Une troisième personnalité est restée à Kaboul malgré sa forte hostilité à l’égard des talibans : Gulbuddin Hekmatyar. Le leader historique du Parti islamique n’a pas cherché à échapper à ses anciens ennemis, probablement épuisé par une vie entière de lutte. Hekmatyar a combattu l’armée soviétique tout au long des années 1980. Il a ensuite combattu le régime communiste laissé par les Russes à Kaboul. Après la chute de ce gouvernement en 1992, le pachtoune Hekmatyar a mené une guerre sanglante pour le contrôle de Kaboul contre son grand rival, Ahmed Shah Massoud.

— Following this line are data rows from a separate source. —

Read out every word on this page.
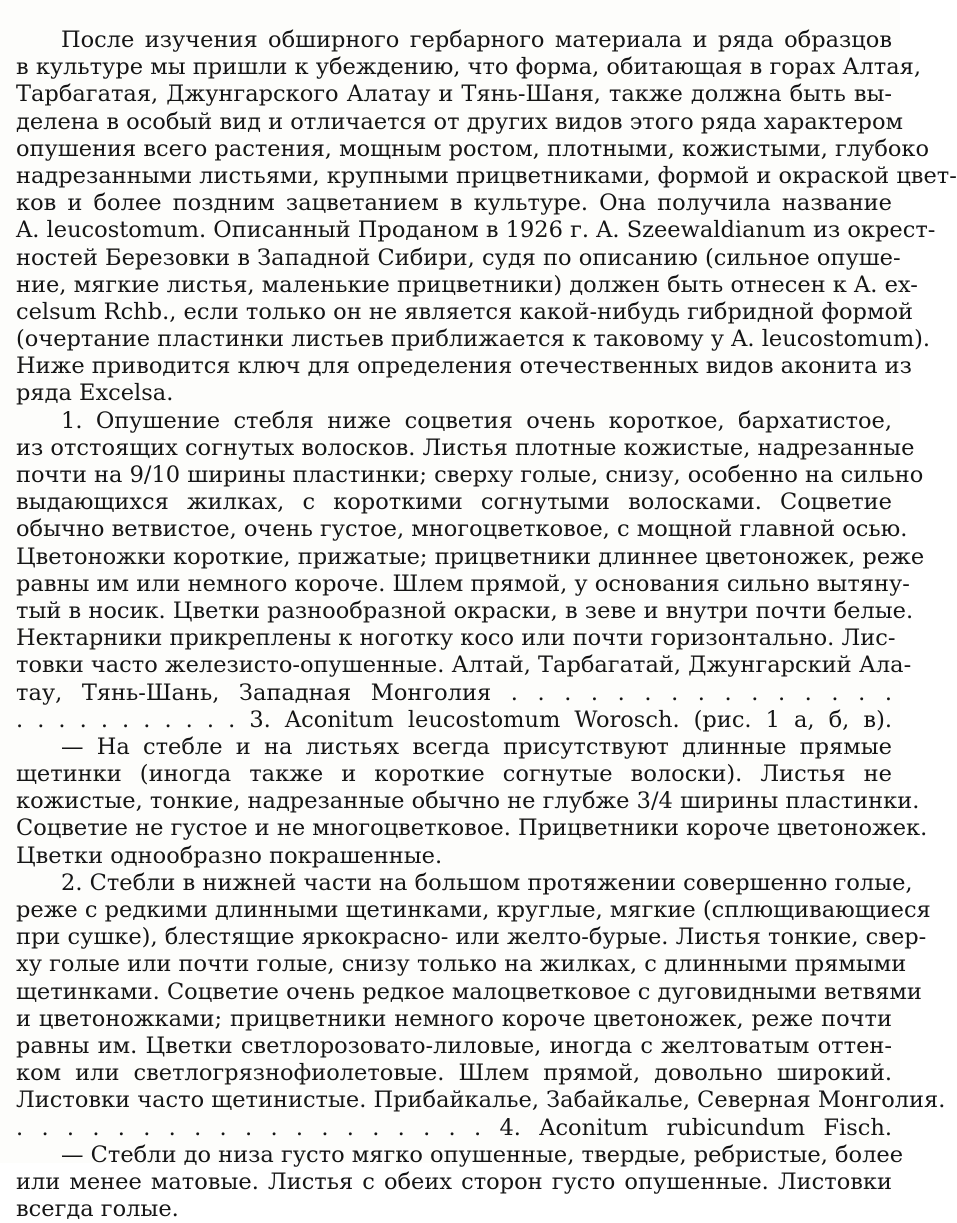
После изучения обширного гербарного материала и ряда образцов
в культуре мы пришли к убеждению, что форма, обитающая в горах Алтая,
Тарбагатая, Джунгарского Алатау и Тянь-Шаня, также должна быть вы-
делена в особый вид и отличается от других видов этого ряда характером
опушения всего растения, мощным ростом, плотными, кожистыми, глубоко
надрезанными листьями, крупными прицветниками, формой и окраской цвет-
ков и более поздним зацветанием в культуре. Она получила название
A. leucostomum. Описанный Проданом в 1926 г. A. Szeewaldianum из окрест-
ностей Березовки в Западной Сибири, судя по описанию (сильное опуше-
ние, мягкие листья, маленькие прицветники) должен быть отнесен к A. ex-
celsum Rchb., если только он не является какой-нибудь гибридной формой
(очертание пластинки листьев приближается к таковому у A. leucostomum).
Ниже приводится ключ для определения отечественных видов аконита из
ряда Excelsa.
1. Опушение стебля ниже соцветия очень короткое, бархатистое,
из отстоящих согнутых волосков. Листья плотные кожистые, надрезанные
почти на 9/10 ширины пластинки; сверху голые, снизу, особенно на сильно
выдающихся жилках, с короткими согнутыми волосками. Соцветие
обычно ветвистое, очень густое, многоцветковое, с мощной главной осью.
Цветоножки короткие, прижатые; прицветники длиннее цветоножек, реже
равны им или немного короче. Шлем прямой, у основания сильно вытяну-
тый в носик. Цветки разнообразной окраски, в зеве и внутри почти белые.
Нектарники прикреплены к ноготку косо или почти горизонтально. Лис-
товки часто железисто-опушенные. Алтай, Тарбагатай, Джунгарский Ала-
тау, Тянь-Шань, Западная Монголия . . . . . . . . . . . . . . .
. . . . . . . . . . . 3. Aconitum leucostomum Worosch. (рис. 1 а, б, в).
— На стебле и на листьях всегда присутствуют длинные прямые
щетинки (иногда также и короткие согнутые волоски). Листья не
кожистые, тонкие, надрезанные обычно не глубже 3/4 ширины пластинки.
Соцветие не густое и не многоцветковое. Прицветники короче цветоножек.
Цветки однообразно покрашенные.
2. Стебли в нижней части на большом протяжении совершенно голые,
реже с редкими длинными щетинками, круглые, мягкие (сплющивающиеся
при сушке), блестящие яркокрасно- или желто-бурые. Листья тонкие, свер-
ху голые или почти голые, снизу только на жилках, с длинными прямыми
щетинками. Соцветие очень редкое малоцветковое с дуговидными ветвями
и цветоножками; прицветники немного короче цветоножек, реже почти
равны им. Цветки светлорозовато-лиловые, иногда с желтоватым оттен-
ком или светлогрязнофиолетовые. Шлем прямой, довольно широкий.
Листовки часто щетинистые. Прибайкалье, Забайкалье, Северная Монголия.
. . . . . . . . . . . . . . . . . . . 4. Aconitum rubicundum Fisch.
— Стебли до низа густо мягко опушенные, твердые, ребристые, более
или менее матовые. Листья с обеих сторон густо опушенные. Листовки
всегда голые.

Lorsque le mouvement Taliban est apparu au milieu des années 1990 et a tenté de s’emparer de Kaboul, Hekmatyar s’est allié à Massoud pour arrêter sa progression, une mission à laquelle ils ont tous deux échoué. Les deux hommes se sont ensuite réfugiés dans le nord du pays et, avec d’autres partis, ils ont formé l’Alliance du Nord qui a demeuré inébranlable jusqu’en 2001, lorsque les américains l’ont utilisée pour renverser le régime des talibans. Mais le rôle de Hekmatyar ne s’est pas arrêté là. Il s’est d’abord enfui en Iran, puis est retourné dans ses anciens bastions de l’est de l’Afghanistan pour combattre les américains. Seulement, son parti était en train de se déliter et il n’a pas pu reproduire avec les américains ses victoires passées contre les soviétiques, d’autant que la bannière de la “résistance” était largement passée aux mains du Réseau Haqqani, la branche talibane du sud-est du pays. Après des négociations de paix avec le gouvernement afghan, Hekmatyar a décidé de s’installer à Kaboul, d’arrêter sa guerre contre les américains et de rejoindre le nouveau régime. Il s’est présenté aux élections présidentielles mais n’a pas gagné. Il fait désormais partie des personnalités avec lesquelles les talibans s’entretiennent à Kaboul et vit sous leur autorité.

Le Lion d’Herat

Muhammad Ismail Khan était l’un des opposants historiques des talibans dans l’ouest du pays. Cet ancien officier de l’armée afghane a mené un combat acharné contre les russes et les communistes dans les années 1980, ce qui lui a valu le surnom de “Lion d’Herat”, son fief situé à la frontière avec l’Iran. Mais les années 1990 ont apporté avec elles un adversaire différent, représenté par les talibans qui l’ont vaincu et poussé à fuir en Iran. Il est revenu en Afghanistan et a tenté de lancer une insurrection contre le mouvement, mais il a été capturé et transféré au bastion des talibans à Kandahar, où il a passé des années en prison, mais il a réussi à s’échapper avant l’invasion américaine en 2001. Après la chute du régime taliban, le Lion d’Herat a rejoint le nouveau régime à Kaboul et a occupé plusieurs postes ministériels.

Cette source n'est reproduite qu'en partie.